Last Thursday (8th March) our 2018 Animal Health and Welfare Day saw the best turnout yet. The day, which we jointly hosted with the University of Bristol Veterinary School is an annual event which brings together academics, researchers, NGOs, major retailers, journalists and industry partners across the food sector. The theme of the day was all about how the industry, in general, can progress animal welfare.

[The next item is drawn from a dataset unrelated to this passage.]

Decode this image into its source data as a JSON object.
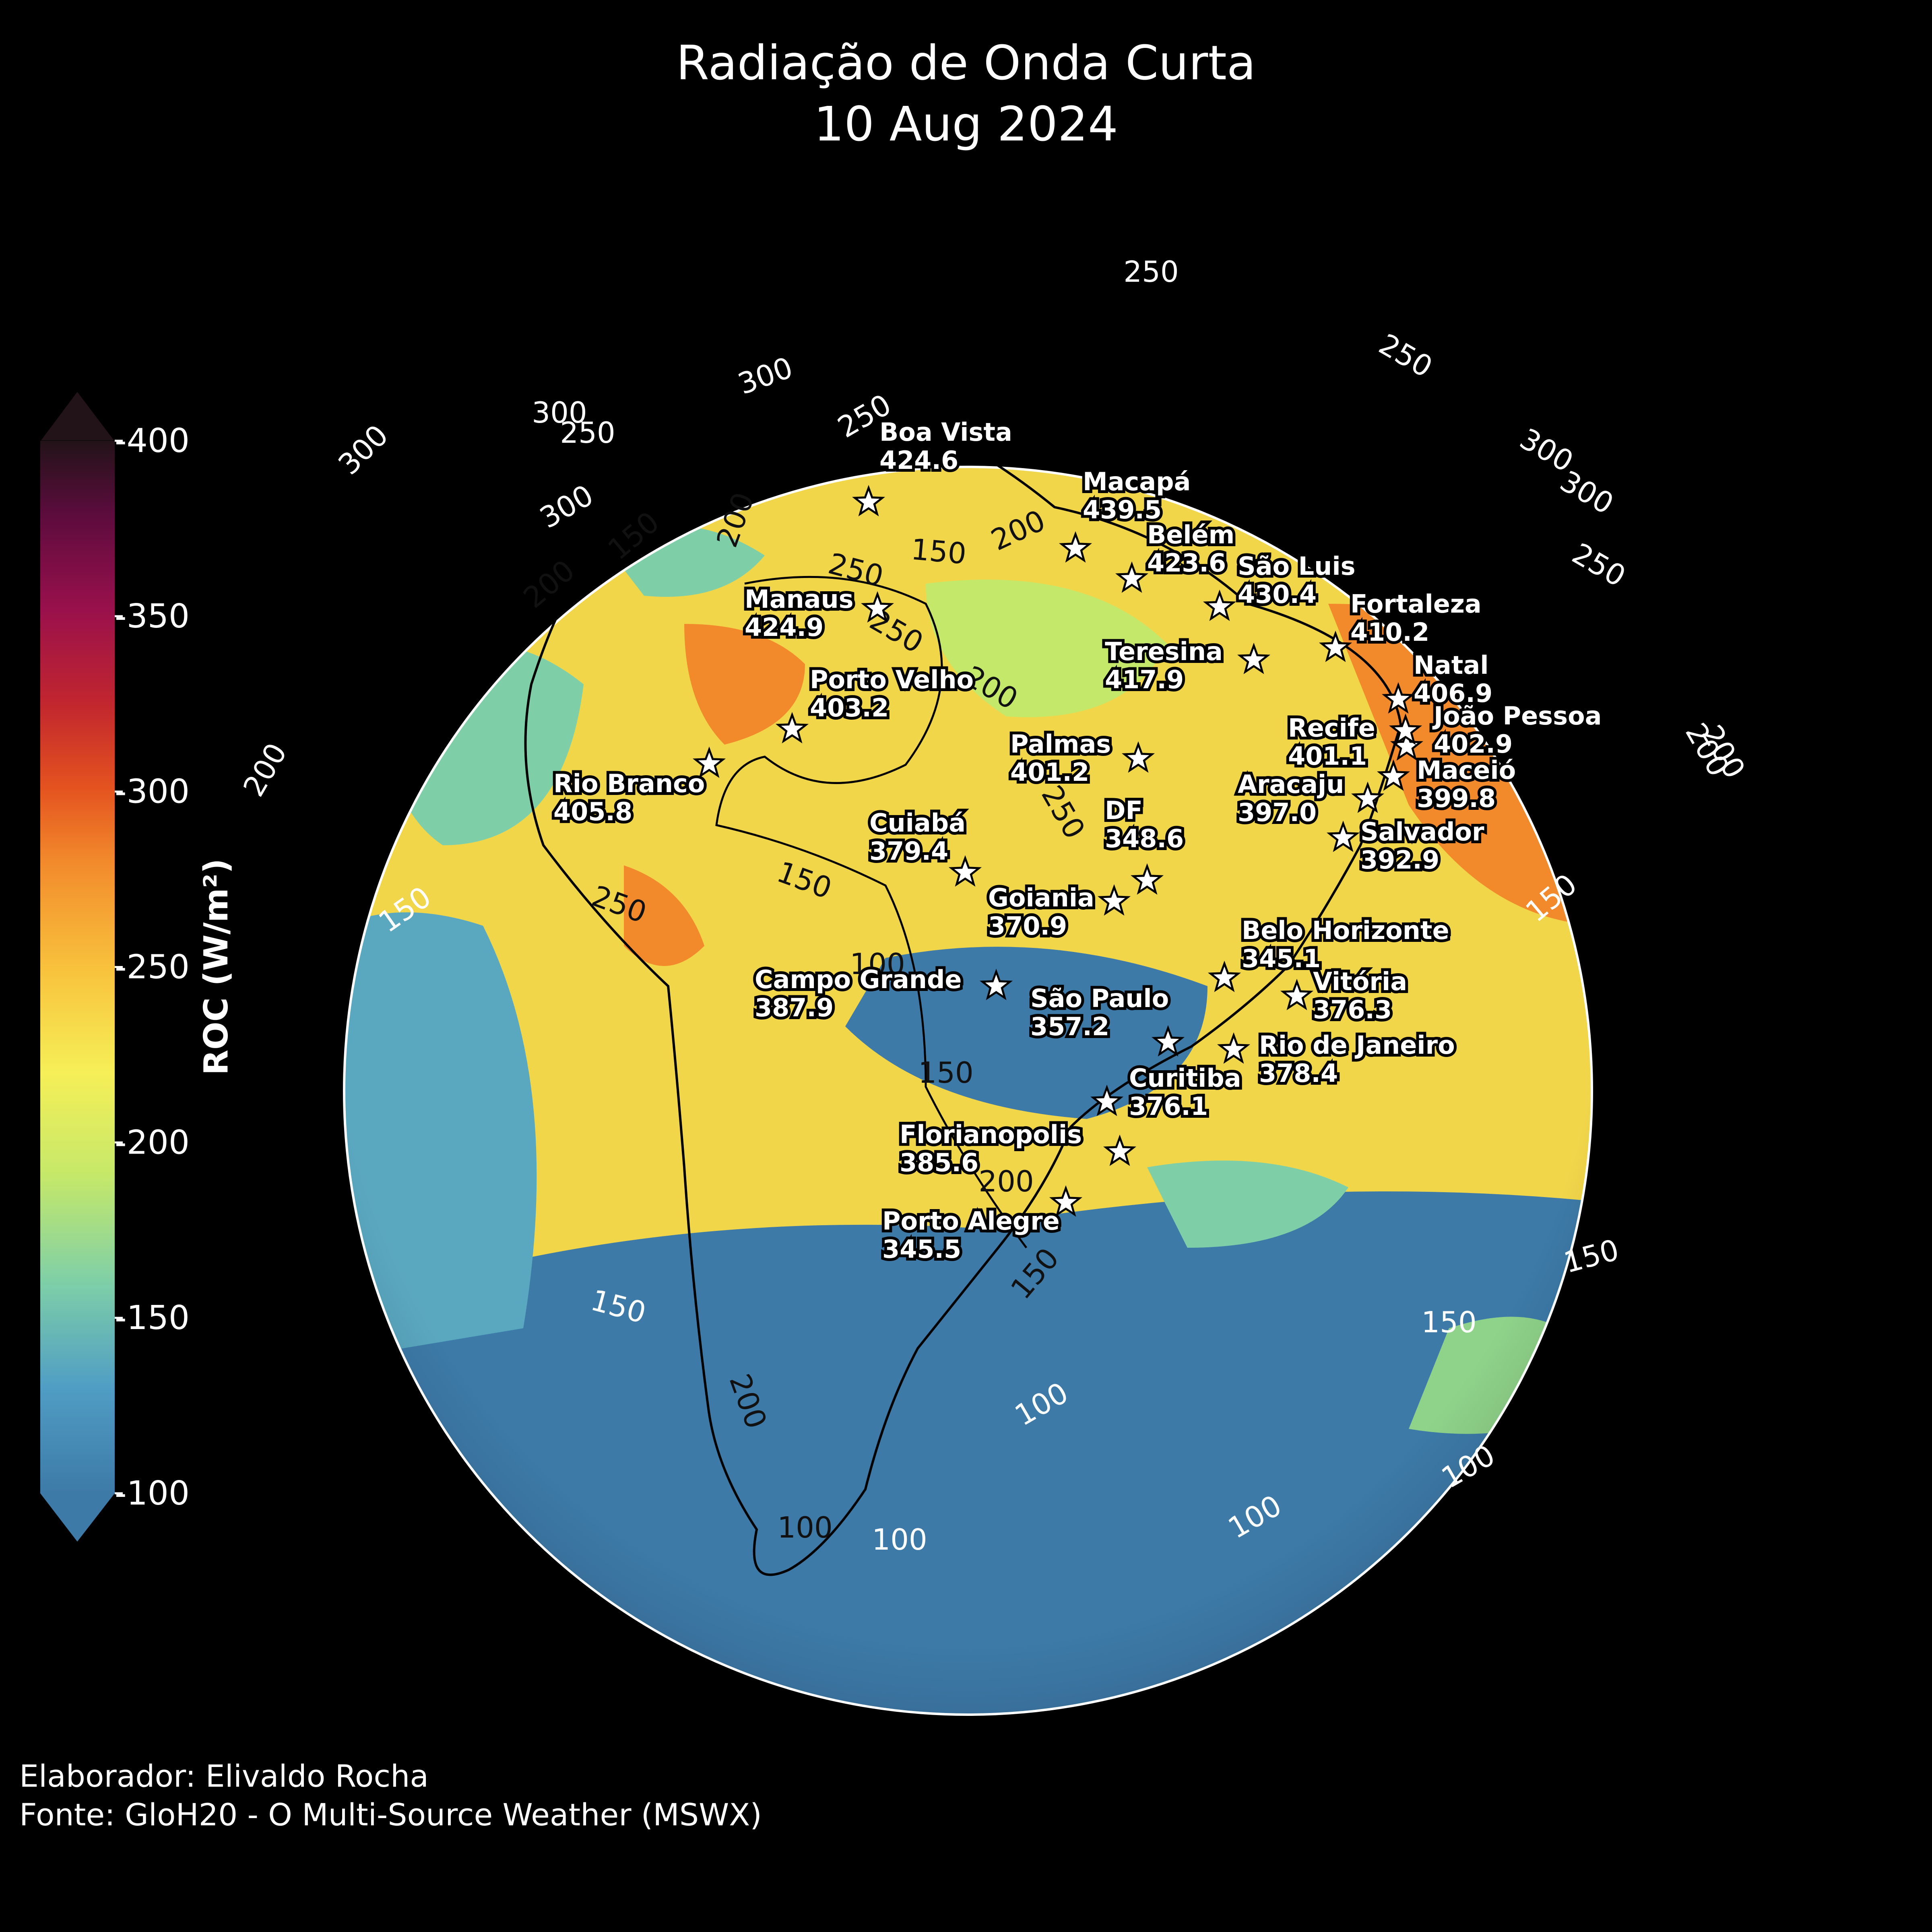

Cross-species and wide-ranging agenda
Topics across the day included: the future of free farrowing for sows, Brexit and the welfare of animals used in farming, updates on two Winterbotham Darby research projects related to pain relief for pigs and housing conditions and also a presentation on boar taint. Speakers from the Bristol Vet school also presented research on keel bones fractures in laying hens, antimicrobial resistance, also known as AMR, and electrical stunning for humane and Halal-compliant slaughter of cattle. The day ended with an interesting and thought-provoking debate on higher welfare and the business case for action. On Friday delegates got the chance to look round the pig and poultry facilities and tour the abbatoir.
David Houghton, Technical Director for Winterbotham Darby said:
“We are so pleased to host this event in conjunction with the University of Bristol. Each year we see our delegate list grow – a testament to the fact that this is the only event of its kind. We want this event to be a facilitator of change and to motivate; we want to raise the profile of the challenges and solutions that we need to face into when it comes to animal welfare. Whilst it is a complex issue we have been committed to improving animal welfare since 2000 and are keen to take our industry partners on this journey too.”
Becky Wray, Professor of Animal Welfare and Behaviour at Bristol’s Vet School, said:
“It is increasingly clear that consumers are wanting assurances that their food has been farmed with the welfare of the animal being of paramount importance. However, the supply chain is complex and while farm methods are much better, there is still a need to improve them across Europe.”